The Bush administration has had its scandals — conflict of interest, incompetence, influence peddling, political vendettas — but it’s never had a sex scandal. Until now.
And it’s a most unlikely Lothario — World Bank President Paul Wolfowitz.
Wolfowitz is a lifelong veteran of academic, think-tank, foundation and government jobs of the kind that have “policy” in the title, not what the gang at Wal-Mart thinks of as “real jobs.” That resume has made him a skilled bureaucrat, but not so skilled at what might be called the “real world.”
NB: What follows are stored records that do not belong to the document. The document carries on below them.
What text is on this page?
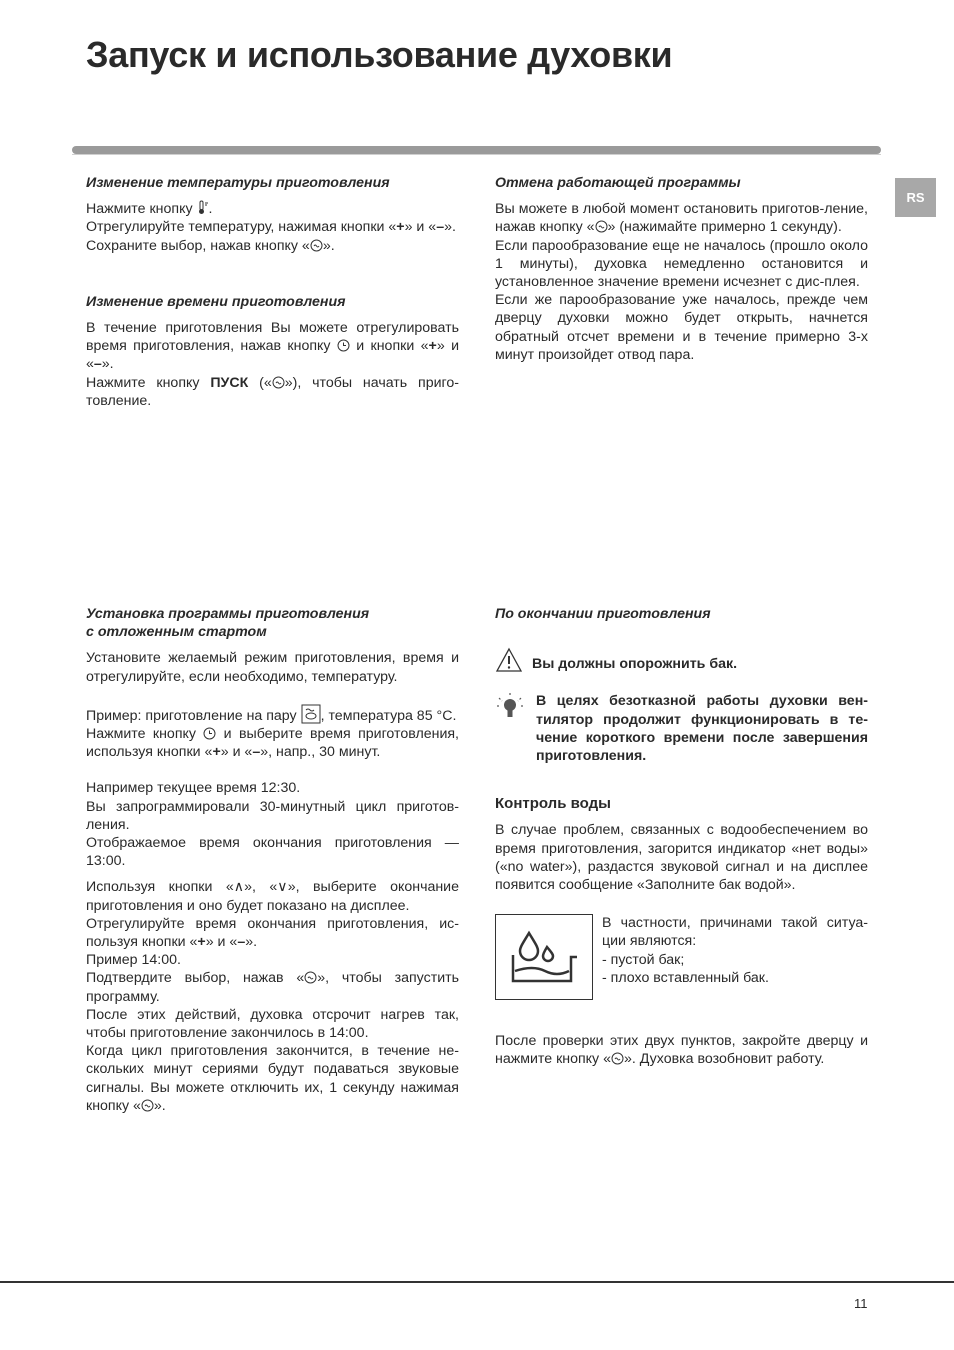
Запуск и использование духовки
RS
Изменение температуры приготовления

Нажмите кнопку .
Отрегулируйте температуру, нажимая кнопки «+» и «–».
Сохраните выбор, нажав кнопку « ».

Изменение времени приготовления

В течение приготовления Вы можете отрегулировать время приготовления, нажав кнопку  и кнопки «+» и «–».
Нажмите кнопку ПУСК (« »), чтобы начать приго-товление.

Отмена работающей программы

Вы можете в любой момент остановить приготов-ление, нажав кнопку « » (нажимайте примерно 1 секунду).

Если парообразование еще не началось (прошло около 1 минуты), духовка немедленно остановится и установленное значение времени исчезнет с дис-плея.

Если же парообразование уже началось, прежде чем дверцу духовки можно будет открыть, начнется обратный отсчет времени и в течение примерно 3-х минут произойдет отвод пара.

Установка программы приготовления
с отложенным стартом

Установите желаемый режим приготовления, время и отрегулируйте, если необходимо, температуру.

Пример: приготовление на пару , температура 85 °C.
Нажмите кнопку  и выберите время приготовления, используя кнопки «+» и «–», напр., 30 минут.

Например текущее время 12:30.

Вы запрограммировали 30-минутный цикл приготов-ления.

Отображаемое время окончания приготовления — 13:00.

Используя кнопки «∧», «∨», выберите окончание приготовления и оно будет показано на дисплее.

Отрегулируйте время окончания приготовления, ис-пользуя кнопки «+» и «–».

Пример 14:00.

Подтвердите выбор, нажав « », чтобы запустить программу.

После этих действий, духовка отсрочит нагрев так, чтобы приготовление закончилось в 14:00.

Когда цикл приготовления закончится, в течение не-скольких минут сериями будут подаваться звуковые сигналы. Вы можете отключить их, 1 секунду нажимая кнопку « ».

По окончании приготовления
Вы должны опорожнить бак.

В целях безотказной работы духовки вен-тилятор продолжит функционировать в те-чение короткого времени после завершения приготовления.

Контроль воды

В случае проблем, связанных с водообеспечением во время приготовления, загорится индикатор «нет воды» («no water»), раздастся звуковой сигнал и на дисплее появится сообщение «Заполните бак водой».

В частности, причинами такой ситуа-ции являются:

- пустой бак;

- плохо вставленный бак.

После проверки этих двух пунктов, закройте дверцу и нажмите кнопку « ». Духовка возобновит работу.

11
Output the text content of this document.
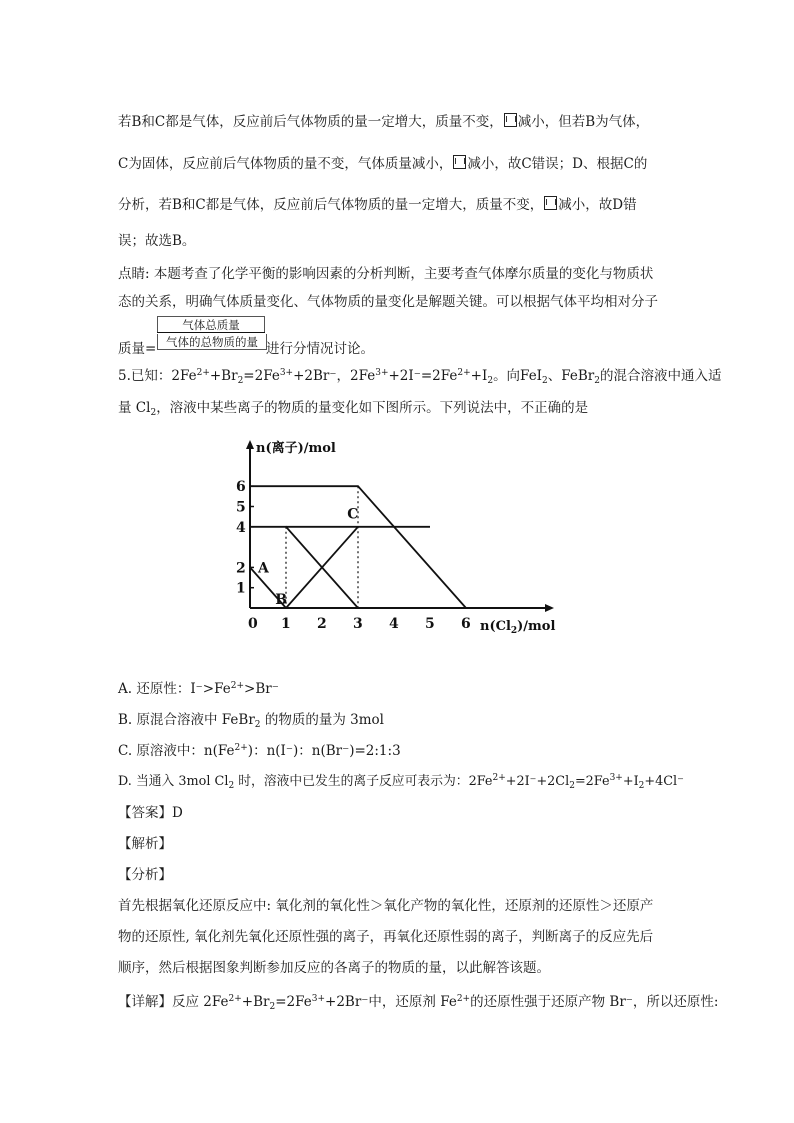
若B和C都是气体，反应前后气体物质的量一定增大，质量不变， 减小，但若B为气体，
C为固体，反应前后气体物质的量不变，气体质量减小， 减小，故C错误；D、根据C的
分析，若B和C都是气体，反应前后气体物质的量一定增大，质量不变， 减小，故D错
误；故选B。
点睛: 本题考查了化学平衡的影响因素的分析判断，主要考查气体摩尔质量的变化与物质状
态的关系，明确气体质量变化、气体物质的量变化是解题关键。可以根据气体平均相对分子
质量=
气体总质量
气体的总物质的量 进行分情况讨论。
5.已知：$2Fe^{2+}+Br_2=2Fe^{3+}+2Br^-$，$2Fe^{3+}+2I^-=2Fe^{2+}+I_2$。向FeI$_2$、FeBr$_2$的混合溶液中通入适
量 $Cl_2$，溶液中某些离子的物质的量变化如下图所示。下列说法中，不正确的是
1
2
4
5
6
0 1 2 3 4 5 6
n(离子)/mol
$n(Cl_2)$/mol
A
B
C
A. 还原性：$I^->Fe^{2+}>Br^-$
B. 原混合溶液中 FeBr$_2$ 的物质的量为 3mol
C. 原溶液中：$n(Fe^{2+})$：n(I⁻)：n(Br⁻)=2:1:3
D. 当通入 3mol $Cl_2$ 时，溶液中已发生的离子反应可表示为：$2Fe^{2+}+2I^-+2Cl_2=2Fe^{3+}+I_2+4Cl^-$
【答案】D
【解析】
【分析】
首先根据氧化还原反应中: 氧化剂的氧化性＞氧化产物的氧化性，还原剂的还原性＞还原产
物的还原性, 氧化剂先氧化还原性强的离子，再氧化还原性弱的离子，判断离子的反应先后
顺序，然后根据图象判断参加反应的各离子的物质的量，以此解答该题。
【详解】反应 $2Fe^{2+}+Br_2=2Fe^{3+}+2Br^-$中，还原剂 $Fe^{2+}$的还原性强于还原产物 Br⁻，所以还原性:
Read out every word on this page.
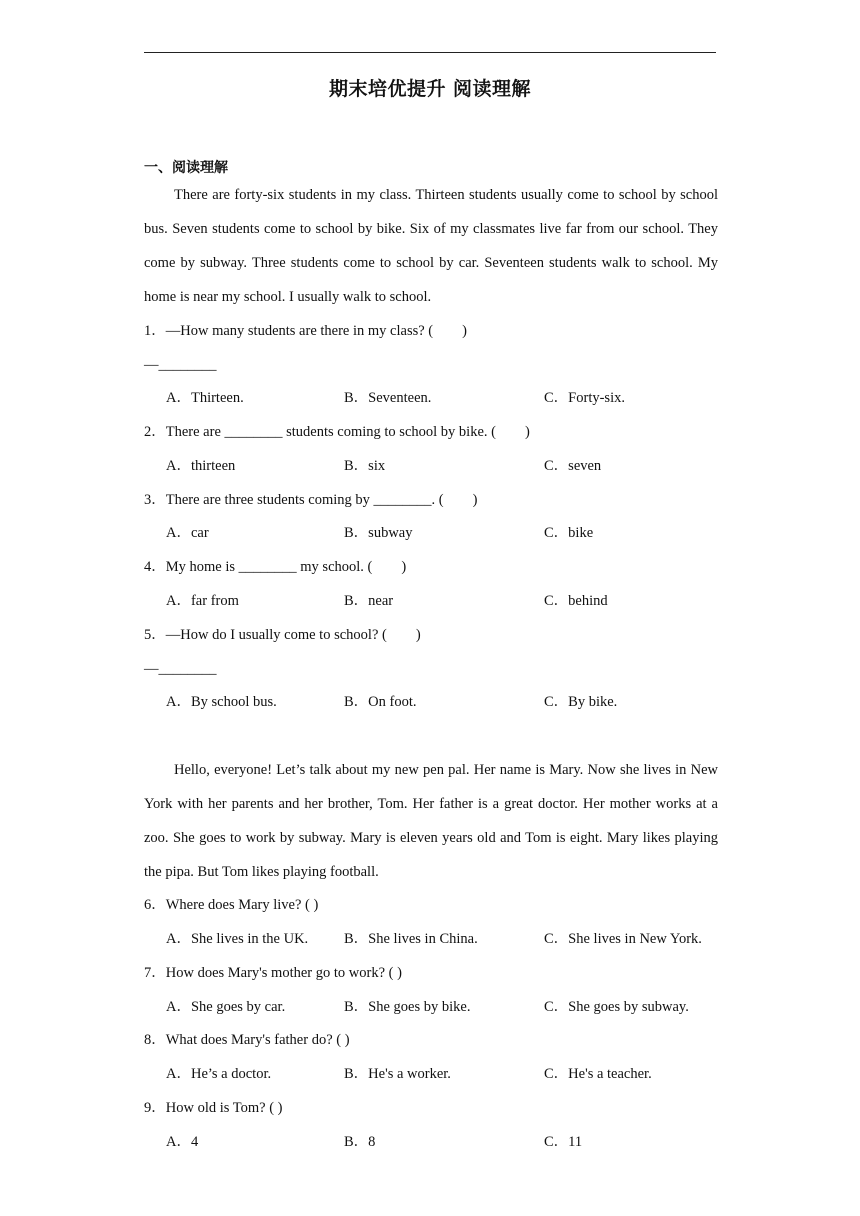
期末培优提升 阅读理解
一、阅读理解

There are forty-six students in my class. Thirteen students usually come to school by school bus. Seven students come to school by bike. Six of my classmates live far from our school. They come by subway. Three students come to school by car. Seventeen students walk to school. My home is near my school. I usually walk to school.

1．—How many students are there in my class? (　　)
—________
A．Thirteen.	B．Seventeen.	C．Forty-six.
2．There are ________ students coming to school by bike. (　　)
A．thirteen	B．six	C．seven
3．There are three students coming by ________. (　　)
A．car	B．subway	C．bike
4．My home is ________ my school. (　　)
A．far from	B．near	C．behind
5．—How do I usually come to school? (　　)
—________
A．By school bus.	B．On foot.	C．By bike.

Hello, everyone! Let’s talk about my new pen pal. Her name is Mary. Now she lives in New York with her parents and her brother, Tom. Her father is a great doctor. Her mother works at a zoo. She goes to work by subway. Mary is eleven years old and Tom is eight. Mary likes playing the pipa. But Tom likes playing football.

6．Where does Mary live? ( )
A．She lives in the UK. B．She lives in China.	C．She lives in New York.
7．How does Mary's mother go to work? ( )
A．She goes by car.	B．She goes by bike.	C．She goes by subway.
8．What does Mary's father do? ( )
A．He’s a doctor.	B．He's a worker.	C．He's a teacher.
9．How old is Tom? ( )
A．4	B．8	C．11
That made him a natural to be one of the Bush administration’s leading architects of the war in Iraq as the No. 2 Pentagon official. He was among those who maintained that the war would be fought with minimal troops, at minimal cost and that grateful Iraqis would install the neocons’ favorite son, Ahmed Chalabi, as their leader. By now, the war would be long over and we would be pretty much finished with tidying up the rest of the Mideast.
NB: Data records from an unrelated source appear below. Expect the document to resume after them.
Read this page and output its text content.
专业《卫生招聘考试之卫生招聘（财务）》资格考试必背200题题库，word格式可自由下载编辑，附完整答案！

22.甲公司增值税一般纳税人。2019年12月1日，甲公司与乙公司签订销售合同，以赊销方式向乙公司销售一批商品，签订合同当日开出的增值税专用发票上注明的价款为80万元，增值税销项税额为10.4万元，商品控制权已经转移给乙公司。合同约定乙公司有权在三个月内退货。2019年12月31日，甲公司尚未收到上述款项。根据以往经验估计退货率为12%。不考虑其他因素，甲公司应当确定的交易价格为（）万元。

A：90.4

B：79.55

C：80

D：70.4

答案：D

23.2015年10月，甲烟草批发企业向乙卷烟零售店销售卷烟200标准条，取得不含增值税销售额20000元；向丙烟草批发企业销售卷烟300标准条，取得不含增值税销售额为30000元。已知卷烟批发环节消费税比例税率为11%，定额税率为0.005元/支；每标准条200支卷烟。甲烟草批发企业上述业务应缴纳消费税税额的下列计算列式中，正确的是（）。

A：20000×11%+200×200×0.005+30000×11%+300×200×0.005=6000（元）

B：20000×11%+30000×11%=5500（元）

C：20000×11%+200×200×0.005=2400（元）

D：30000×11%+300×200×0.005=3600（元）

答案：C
We know how that turned out.
Acting under the McNamara Principle that if you botch a war, you get to be president of the World Bank, President Bush in 2005 named Wolfowitz president of the global-poverty-fighting World Bank, with a tax-free salary of about $400,000.
Problem: His girlfriend, Shaha Riza, worked for the World Bank. Nothing wrong with having a girlfriend. Wolfowitz was divorced. But having a girlfriend on your payroll is a big problem in Washington.
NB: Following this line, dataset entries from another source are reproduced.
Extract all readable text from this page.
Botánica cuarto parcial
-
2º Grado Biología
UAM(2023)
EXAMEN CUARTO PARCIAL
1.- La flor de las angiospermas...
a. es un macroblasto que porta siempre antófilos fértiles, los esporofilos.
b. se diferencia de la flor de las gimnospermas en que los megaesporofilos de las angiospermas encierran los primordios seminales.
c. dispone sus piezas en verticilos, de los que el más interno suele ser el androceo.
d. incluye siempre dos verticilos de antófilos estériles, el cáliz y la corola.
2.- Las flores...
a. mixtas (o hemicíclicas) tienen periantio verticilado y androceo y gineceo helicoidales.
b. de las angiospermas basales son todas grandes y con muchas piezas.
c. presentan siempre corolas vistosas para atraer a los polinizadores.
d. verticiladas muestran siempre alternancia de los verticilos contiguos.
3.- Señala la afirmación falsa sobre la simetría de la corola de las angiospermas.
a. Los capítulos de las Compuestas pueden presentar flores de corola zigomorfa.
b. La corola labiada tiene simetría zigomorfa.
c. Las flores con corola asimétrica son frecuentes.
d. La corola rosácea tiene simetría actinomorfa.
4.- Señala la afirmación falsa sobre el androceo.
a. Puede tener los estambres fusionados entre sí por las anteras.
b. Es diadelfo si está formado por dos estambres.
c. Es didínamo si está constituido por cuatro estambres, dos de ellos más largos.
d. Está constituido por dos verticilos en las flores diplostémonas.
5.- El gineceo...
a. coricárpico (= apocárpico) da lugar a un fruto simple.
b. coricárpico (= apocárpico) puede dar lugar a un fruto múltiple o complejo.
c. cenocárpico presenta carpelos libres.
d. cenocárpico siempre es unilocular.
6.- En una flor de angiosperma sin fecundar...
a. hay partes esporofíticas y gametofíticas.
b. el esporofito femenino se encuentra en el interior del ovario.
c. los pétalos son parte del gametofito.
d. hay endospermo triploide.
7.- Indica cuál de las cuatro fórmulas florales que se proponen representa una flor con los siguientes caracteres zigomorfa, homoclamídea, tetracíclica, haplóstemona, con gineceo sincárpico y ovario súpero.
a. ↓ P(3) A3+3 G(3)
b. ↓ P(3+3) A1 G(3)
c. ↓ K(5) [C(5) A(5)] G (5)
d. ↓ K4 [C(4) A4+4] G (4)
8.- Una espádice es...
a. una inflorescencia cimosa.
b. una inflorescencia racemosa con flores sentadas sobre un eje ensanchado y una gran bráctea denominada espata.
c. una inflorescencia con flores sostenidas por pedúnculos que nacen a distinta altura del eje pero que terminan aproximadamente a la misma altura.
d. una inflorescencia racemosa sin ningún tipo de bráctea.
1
Wolfowitz personally arranged — and, given how Washington bureaucracies work, this must have taken a lot of his time — for Riza to be seconded to the State Department at a $60,000 pay increase to $193, 590, what the boys at the bait-and-tackle shop call “real money.” In fact, Riza was now making more than Secretary of State Condoleezza Rice’s $186,000. One other thing: Rice has to pay tax on her salary; Riza, as a World Bank employee, does not.
Houston, we’ve got a scandal.
Wolfowitz kept his girlfriend on the payroll, but took personal charge of her career and gave her a fat raise. And it’s not clear from a distance what it is she actually does. She is variously described as a communications specialist or a senior gender coordinator. She is now working, still on the World Bank payroll, at something called the Foundation for the Future.
It also turned out, rather late in the game, that when Wolfowitz was at the Pentagon, one of his deputies arranged for a big defense contractor to sponsor Riza on a one-month tour of post-Saddam Iraq to report back on, well, something. Given the way the war turned out, we doubt she’s clamoring to go back.
All of this has put Wolfowitz’s job in jeopardy. The Bush White House has expressed “full confidence” in him and said the president wants him to remain in the job.
This is hardly one of the lusty, robust scandals of the Clinton years, but for the Bush administration it will have to do. Wolfowitz may beat beleaguered Attorney General Alberto Gonzales out the door for a return to what non-Washingtonians like to think of as “real life.”